Archaeologists discovered 16 burial shafts at the Taposiris Magna Temple near Alexandria, Egypt.
Those shafts contained 2,000-year-old mummies. One mummy had a gold tongue; some were buried wearing death masks.
Embalmers gave mummies golden tongues so the dead could speak to the gods in the afterlife.
Two millennia ago, ancient Egyptians were laid to rest in the Taposiris Magna Temple outside Alexandria. Their organs were removed, and their bodies wrapped in linens.
One mummy was given a great honor: priests and embalmers placed a gold amulet shaped like a tongue in its mouth, so that the dead could speak with gods like Osiris - lord of the Egyptian underworld - in the afterlife.
The golden tongued mummy was among countless others recently discovered in Alexandria, the Egyptian Ministry of Tourism and Antiquities announced Friday.
A joint mission of Egyptian and Dominican archaeologists found 16 burial shafts carved from rock under the temple.
The mummies inside were "in a state of poor preservation," the ministry said, adding that this was characteristic of mummification during the Greek and Roman eras.
Some mummies were decorated after they were buried
The mummy with the gilded tongue wasn't the only star of the recent finding.
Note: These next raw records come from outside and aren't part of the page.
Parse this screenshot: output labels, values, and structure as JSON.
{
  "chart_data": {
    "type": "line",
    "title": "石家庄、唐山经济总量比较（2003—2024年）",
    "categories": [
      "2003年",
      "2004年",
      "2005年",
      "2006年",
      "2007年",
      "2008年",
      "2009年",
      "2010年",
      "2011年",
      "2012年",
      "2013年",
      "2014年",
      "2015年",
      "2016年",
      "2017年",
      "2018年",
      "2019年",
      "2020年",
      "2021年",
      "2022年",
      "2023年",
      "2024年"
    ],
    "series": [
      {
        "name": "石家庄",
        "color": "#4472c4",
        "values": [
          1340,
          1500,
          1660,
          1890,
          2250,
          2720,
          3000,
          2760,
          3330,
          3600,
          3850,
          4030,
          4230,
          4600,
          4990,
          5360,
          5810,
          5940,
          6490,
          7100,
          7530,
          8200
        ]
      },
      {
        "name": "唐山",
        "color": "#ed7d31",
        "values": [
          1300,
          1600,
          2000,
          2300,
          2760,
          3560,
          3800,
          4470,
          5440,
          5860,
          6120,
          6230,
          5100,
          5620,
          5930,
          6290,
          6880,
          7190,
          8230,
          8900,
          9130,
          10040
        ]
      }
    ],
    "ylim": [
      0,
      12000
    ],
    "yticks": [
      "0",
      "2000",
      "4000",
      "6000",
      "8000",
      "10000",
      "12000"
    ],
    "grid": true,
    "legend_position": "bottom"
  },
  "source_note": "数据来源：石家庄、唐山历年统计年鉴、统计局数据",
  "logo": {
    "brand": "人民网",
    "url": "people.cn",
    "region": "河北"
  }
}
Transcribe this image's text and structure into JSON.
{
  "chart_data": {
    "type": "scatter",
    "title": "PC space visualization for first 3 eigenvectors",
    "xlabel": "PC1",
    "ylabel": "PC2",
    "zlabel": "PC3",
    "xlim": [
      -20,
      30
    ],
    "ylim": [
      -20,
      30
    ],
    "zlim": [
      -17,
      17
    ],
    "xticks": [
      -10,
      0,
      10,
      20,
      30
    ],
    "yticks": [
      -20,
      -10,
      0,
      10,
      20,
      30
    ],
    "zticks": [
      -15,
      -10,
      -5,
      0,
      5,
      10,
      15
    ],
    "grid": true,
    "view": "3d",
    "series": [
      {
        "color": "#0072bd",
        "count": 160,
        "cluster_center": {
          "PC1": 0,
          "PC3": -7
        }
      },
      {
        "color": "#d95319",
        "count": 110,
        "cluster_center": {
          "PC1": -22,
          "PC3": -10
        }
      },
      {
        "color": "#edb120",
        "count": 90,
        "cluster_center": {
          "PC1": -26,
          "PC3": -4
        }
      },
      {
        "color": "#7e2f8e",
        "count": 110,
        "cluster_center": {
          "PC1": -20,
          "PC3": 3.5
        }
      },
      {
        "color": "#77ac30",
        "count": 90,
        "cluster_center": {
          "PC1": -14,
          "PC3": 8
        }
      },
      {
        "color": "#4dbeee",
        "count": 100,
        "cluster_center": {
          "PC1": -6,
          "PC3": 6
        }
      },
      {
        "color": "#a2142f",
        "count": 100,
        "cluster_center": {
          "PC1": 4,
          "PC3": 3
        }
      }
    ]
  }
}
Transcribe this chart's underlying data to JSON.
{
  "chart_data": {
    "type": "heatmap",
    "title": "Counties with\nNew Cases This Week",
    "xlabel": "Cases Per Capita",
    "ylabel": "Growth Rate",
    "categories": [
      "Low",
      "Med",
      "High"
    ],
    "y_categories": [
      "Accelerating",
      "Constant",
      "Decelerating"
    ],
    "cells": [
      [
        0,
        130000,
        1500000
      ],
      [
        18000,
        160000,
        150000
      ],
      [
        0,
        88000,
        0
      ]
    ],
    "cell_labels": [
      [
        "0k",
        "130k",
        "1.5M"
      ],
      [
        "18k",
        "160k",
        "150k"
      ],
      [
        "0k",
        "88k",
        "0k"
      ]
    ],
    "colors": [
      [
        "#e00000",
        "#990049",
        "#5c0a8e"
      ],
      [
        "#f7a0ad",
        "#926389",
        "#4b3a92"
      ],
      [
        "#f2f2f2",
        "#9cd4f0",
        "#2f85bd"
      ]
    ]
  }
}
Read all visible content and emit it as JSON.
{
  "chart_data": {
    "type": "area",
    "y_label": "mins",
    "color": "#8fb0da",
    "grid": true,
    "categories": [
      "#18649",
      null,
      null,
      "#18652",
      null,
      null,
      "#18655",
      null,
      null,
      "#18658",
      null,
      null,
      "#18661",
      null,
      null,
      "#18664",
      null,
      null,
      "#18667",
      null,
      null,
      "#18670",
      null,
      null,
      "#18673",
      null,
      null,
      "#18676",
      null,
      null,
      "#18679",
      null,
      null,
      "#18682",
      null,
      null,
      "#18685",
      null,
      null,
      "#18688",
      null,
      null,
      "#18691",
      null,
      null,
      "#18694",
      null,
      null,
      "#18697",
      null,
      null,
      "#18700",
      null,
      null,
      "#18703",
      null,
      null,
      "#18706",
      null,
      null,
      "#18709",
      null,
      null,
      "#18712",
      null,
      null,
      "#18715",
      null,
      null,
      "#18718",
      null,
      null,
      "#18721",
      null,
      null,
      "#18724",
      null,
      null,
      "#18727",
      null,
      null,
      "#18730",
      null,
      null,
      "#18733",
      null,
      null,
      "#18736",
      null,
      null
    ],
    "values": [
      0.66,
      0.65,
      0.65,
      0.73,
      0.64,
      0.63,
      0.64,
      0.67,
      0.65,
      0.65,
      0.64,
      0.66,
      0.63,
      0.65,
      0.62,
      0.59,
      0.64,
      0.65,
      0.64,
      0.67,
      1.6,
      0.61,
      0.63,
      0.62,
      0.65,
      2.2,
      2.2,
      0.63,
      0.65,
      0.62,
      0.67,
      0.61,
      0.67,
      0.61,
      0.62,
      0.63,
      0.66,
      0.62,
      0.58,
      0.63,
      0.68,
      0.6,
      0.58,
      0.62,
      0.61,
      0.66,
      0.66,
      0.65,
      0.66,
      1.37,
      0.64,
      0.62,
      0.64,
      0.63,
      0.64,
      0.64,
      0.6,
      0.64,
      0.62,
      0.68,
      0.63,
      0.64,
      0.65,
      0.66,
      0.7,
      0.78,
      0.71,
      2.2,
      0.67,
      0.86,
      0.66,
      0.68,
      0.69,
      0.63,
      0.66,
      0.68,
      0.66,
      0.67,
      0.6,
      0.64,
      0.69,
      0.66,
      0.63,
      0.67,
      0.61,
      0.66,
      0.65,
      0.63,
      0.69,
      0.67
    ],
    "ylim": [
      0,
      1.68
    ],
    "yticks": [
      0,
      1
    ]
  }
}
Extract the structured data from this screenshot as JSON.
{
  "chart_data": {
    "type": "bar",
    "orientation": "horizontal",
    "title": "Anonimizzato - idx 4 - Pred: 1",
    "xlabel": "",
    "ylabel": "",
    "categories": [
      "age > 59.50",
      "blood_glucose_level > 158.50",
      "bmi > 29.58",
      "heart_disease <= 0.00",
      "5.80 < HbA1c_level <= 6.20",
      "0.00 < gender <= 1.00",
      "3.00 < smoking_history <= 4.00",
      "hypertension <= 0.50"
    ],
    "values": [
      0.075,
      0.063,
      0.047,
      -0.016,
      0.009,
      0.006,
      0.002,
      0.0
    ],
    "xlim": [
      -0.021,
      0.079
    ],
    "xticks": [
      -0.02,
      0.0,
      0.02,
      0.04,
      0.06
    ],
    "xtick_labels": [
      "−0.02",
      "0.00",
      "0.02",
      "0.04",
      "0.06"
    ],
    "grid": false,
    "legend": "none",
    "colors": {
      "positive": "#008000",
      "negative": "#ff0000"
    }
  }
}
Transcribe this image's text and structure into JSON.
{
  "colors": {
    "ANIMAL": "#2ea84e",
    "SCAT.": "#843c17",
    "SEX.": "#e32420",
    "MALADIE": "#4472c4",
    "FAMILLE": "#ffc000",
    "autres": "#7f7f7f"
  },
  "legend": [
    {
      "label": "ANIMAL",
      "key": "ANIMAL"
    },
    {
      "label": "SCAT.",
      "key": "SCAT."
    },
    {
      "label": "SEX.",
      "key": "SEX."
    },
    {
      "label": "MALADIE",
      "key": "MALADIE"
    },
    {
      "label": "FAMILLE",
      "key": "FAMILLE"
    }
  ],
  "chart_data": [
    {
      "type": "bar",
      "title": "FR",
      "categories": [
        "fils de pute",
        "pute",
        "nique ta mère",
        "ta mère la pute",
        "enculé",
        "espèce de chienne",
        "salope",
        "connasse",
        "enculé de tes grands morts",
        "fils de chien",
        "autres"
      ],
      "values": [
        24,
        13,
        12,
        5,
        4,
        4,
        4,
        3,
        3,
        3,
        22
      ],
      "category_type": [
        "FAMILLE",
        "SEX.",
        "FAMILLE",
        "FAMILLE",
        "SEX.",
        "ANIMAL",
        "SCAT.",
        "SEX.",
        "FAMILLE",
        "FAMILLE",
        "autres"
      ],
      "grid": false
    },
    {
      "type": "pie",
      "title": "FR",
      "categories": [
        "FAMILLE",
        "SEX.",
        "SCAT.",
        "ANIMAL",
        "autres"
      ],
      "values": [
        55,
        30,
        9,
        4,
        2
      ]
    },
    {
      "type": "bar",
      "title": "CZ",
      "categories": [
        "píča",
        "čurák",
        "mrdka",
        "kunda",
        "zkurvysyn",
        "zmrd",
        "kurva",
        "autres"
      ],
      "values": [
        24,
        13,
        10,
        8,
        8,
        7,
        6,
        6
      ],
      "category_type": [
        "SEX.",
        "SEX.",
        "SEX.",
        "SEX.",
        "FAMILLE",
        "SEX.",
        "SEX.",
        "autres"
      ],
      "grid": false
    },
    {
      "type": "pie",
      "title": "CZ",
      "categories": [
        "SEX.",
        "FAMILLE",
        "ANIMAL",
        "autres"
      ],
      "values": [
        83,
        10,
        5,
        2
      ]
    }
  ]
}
According to Dominican archaeologist Kathleen Martínez, who led the expedition, two of the most important mummies the group found were buried with decorative cartonnage - a material made of papyrus and linen that Egyptian used to encase mummies head to toe.
One mummy's cartonnage depicted Osiris, while the other is decorated with a crown of horns, a cobra snake on its forehead, and a falcon-head necklace, which symbolizes Horus, the Egyptian sun god.
The two mummies were also entombed with partial scrolls, which are now being deciphered.
Diggers found another mummy wearing a death mask with eye holes; death masks helped guide spirits of the deceased back to their bodies and protected the dead in the afterlife.
Khaled Abo El Hamd, director general of the Alexandria antiquities ministry, reported the expedition had also unearthed eight marble heads dating back to the Greek and Roman eras.
The heads were sculpted to resemble their owners, who may have been buried in the temple.
Mysteries of the Taposiris Magna Temple
This isn't the first time the Taposiris Magna Temple, or the "great temple of Osiris," has excited archaeologists. Martínez thinks the fabled Cleopatra, the last queen of Egypt who died in 30 B.C., is buried there.
In July, Martínez found mummies that were covered in gold before being buried around the time of Cleopatra's reign. The gold coverings suggest the two people were important members of society that may have interacted with the queen.
Martínez also found coins minted during Cleopatra's reign at the site.
But according to Zahi Hawass, the former Egyptian minister of the State for Antiquities who worked with Martínez for a decade, there's "no evidence" Cleopatra is buried at Taposiris Magna.
"I believe now that Cleopatra was buried in her tomb that she built next to her palace and it is under the water," Hawass told Live Science. "Her tomb will never be found."
Archaeologists found Cleopatra's palace more than four decades ago, 20 feet under the waves of Alexandria's eastern harbor.